Hutan tidak lagi hutan, berganti tanaman berbuah bertandan tetapi tidak ramah bagi sesama diantara mereka. Tanah keras, tanah merah dan tanah lembut tidak memiliki penahan yang kokoh. Batang-bang besar berganti tanaman serupa mirip kaktus menjadi duri dalam daging bagi pohon sesama mereka. Tanah di gali, di bor, di keruk, di lobangi selanjutnya mereka di pilih, di buang, di angkat, di angkut dan jual. Banyak yang mengaduh, gaduh, menjerit kesakitan, di antara mereka ada yang mendera dan tersakiti, tetapi ada yang tertawa bahagia. Mendera dan tersakiti bila mereka terhantam dan tertimbun tumpukan tanah, terbawa arus deras air mengalir dikala hujan dan air badai datang. Akar pohon besar dan kecil sudah kian menipis terkikis tidak kuat lagi menahan deru dan laju tanah serta air. Banyak jiwa dan nyawa tanpa dosa melayang tanpa berhenti dan terus terulang terjadi. 

Satwa atau binatang atau juga ada yang menyebutnya hewan, makhluk hidup ini memiliki tempat tinggal bernama hutan dan hidup bersama dengan hutan. Mencari makan dan menjelajahi rimbunya hutan, hijaunya daun dan tersediannya buah-buah hutan yang disiapkan hutan bagi mereka tanpa pamrih. Makanan selalu siap tersedia setiap mereka inginkan. Mereka dengan senang bersanda gurau, berteriak sesuka mereka dan meraung kapan saja mereka mau. Namun sekarang mereka sekarat, melarat, menjerit dan terhimpit. Saudara-saudara mereka hutan sekarang sedang sakit keras, bahkan diantara mereka kritis dan mati tanpa banyak yang peduli.  Deru mesin seakan tidak berhenti mendera, hutan berganti lapangan, semakin luas dan terus meluas. Semak duri dan semak belukar, batang pohon kecil dan juga pohon besar semakin tidak tersisa tanpa terasa, walau ada yang tersisa tetapi mereka merana dan khwatir akan nasib mereka diambang ancaman yang terus mendera. 
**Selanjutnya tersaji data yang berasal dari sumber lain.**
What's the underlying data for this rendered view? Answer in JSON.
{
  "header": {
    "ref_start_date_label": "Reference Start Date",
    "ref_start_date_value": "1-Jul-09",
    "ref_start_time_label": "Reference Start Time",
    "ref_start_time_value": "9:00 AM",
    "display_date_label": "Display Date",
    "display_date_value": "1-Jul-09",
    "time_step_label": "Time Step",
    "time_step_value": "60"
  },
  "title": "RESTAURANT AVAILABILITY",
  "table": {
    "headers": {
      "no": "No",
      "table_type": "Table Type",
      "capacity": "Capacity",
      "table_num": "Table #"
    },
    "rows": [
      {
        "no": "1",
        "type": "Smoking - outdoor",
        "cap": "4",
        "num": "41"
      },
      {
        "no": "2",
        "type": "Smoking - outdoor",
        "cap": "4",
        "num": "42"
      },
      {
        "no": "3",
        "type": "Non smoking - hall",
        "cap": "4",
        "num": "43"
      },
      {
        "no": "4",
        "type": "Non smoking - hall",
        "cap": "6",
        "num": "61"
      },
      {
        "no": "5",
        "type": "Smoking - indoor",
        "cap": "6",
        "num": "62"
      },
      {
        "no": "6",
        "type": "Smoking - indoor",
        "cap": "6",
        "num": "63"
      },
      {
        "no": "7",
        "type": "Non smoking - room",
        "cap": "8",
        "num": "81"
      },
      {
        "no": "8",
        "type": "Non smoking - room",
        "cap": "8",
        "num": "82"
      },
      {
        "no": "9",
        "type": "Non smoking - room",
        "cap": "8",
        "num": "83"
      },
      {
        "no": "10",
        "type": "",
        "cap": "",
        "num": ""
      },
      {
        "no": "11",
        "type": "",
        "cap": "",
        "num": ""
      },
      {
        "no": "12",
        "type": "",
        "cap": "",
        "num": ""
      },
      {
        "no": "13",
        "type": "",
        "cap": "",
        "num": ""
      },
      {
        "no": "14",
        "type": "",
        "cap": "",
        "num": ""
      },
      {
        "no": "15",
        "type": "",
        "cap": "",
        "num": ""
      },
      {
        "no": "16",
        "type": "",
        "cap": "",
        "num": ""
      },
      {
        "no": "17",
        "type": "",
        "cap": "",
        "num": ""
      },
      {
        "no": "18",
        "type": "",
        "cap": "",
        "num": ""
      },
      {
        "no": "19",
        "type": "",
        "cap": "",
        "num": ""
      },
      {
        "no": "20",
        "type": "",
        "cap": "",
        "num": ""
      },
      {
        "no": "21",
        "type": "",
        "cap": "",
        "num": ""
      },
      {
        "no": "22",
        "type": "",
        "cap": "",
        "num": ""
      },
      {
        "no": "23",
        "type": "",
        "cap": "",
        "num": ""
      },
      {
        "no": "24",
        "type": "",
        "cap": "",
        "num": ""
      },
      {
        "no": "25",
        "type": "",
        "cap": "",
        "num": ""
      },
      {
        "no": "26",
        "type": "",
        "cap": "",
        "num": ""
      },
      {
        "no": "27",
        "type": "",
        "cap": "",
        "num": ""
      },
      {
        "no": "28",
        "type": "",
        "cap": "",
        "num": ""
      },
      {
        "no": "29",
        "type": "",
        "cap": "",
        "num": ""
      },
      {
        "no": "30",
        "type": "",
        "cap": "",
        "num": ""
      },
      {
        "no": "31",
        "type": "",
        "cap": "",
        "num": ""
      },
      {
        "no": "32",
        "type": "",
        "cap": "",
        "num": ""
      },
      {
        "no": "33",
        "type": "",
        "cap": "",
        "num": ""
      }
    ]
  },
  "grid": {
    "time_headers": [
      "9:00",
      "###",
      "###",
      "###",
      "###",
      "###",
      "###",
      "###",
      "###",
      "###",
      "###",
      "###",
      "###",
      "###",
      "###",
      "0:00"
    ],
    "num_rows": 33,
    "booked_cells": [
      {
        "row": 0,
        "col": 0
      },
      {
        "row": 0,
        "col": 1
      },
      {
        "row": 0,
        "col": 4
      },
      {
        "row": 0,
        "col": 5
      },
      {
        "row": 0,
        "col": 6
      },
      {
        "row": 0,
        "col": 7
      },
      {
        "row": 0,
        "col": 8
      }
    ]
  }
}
Kini nasib derita satwa terkatung-katung dan bergantung pada hutan dan manusia. Orangutan, Bekantan, Tenggiling, burung Enggang, Beruang, Burung-burung kecil, Monyet atau kera, Kelasi, Kelempiau atau Owa, Harimau, Gajah, Cendrawasih, Kukang, Kasuari, Kakatua, Bangau, Elang, Macan Tutul dan Macan Dahan, Badak, Rusa, Babi Rusa, Kijang, burung Nuri dan masih banyak lagi. Satwa-satwa tidak lagi dengan mudah mencari makan, demikian juga hidup mereka yang kian terusik. Mereka tidak luas dan bebas lagi bergerak dan mencari makan. Ada diantara mereka yang diburu, ditangkap, dimakan dan diperjualbelikan. Hidup mereka kian terkungkung dengan berpindah tempat, berbeda di mana seharusnya mereka berada yakni hutan nan rimbun dan ramah. Kini mereka, semakin sekarat. Hidup Sesama satwa lainnya yang tinggal di laut, seperti ikan Paus, Hiu, Penyu, Kura-kura, Labi-labi dan lumba-lumba semakin hari tempat mereka kian terjepit.  Mereka di bom, di pukat dan di jaring. Karang dan laut sudah kian tercemar dengan aktivitas saudara mereka manusia.
Orangutan  tinggal di Hutan bukan di kandang, saat ini hutan semakin terkikis habis. Hutan tempat berdiam satwa semakin sedikit. Foto doc. Yayasan Palung

Manusia membuka mata seolah berkaca, namun terkadang lupa dan ingin selalu mendominasi. Hidup manusia begitu beruntung, mereka dititipkan akal, pikiran dan talenta oleh Sang Pencipta/Tuhan Yang  Maha Kuasa.  Ada banyak di antara manusia yang begitu peduli dan begitu vocal untuk bersama menjaga dan peduli dengan nasib sesama mereka manusia, sesama hutan dan satwa. Tetapi ada sangat banyak manusia lupa dengan akal, pikiran dan talenta yang mereka miliki. Mereka di titipkan titah atau amanat untuk saling menghargai sesama, semua dan bersama termasuk dengan hutan dan satwa. 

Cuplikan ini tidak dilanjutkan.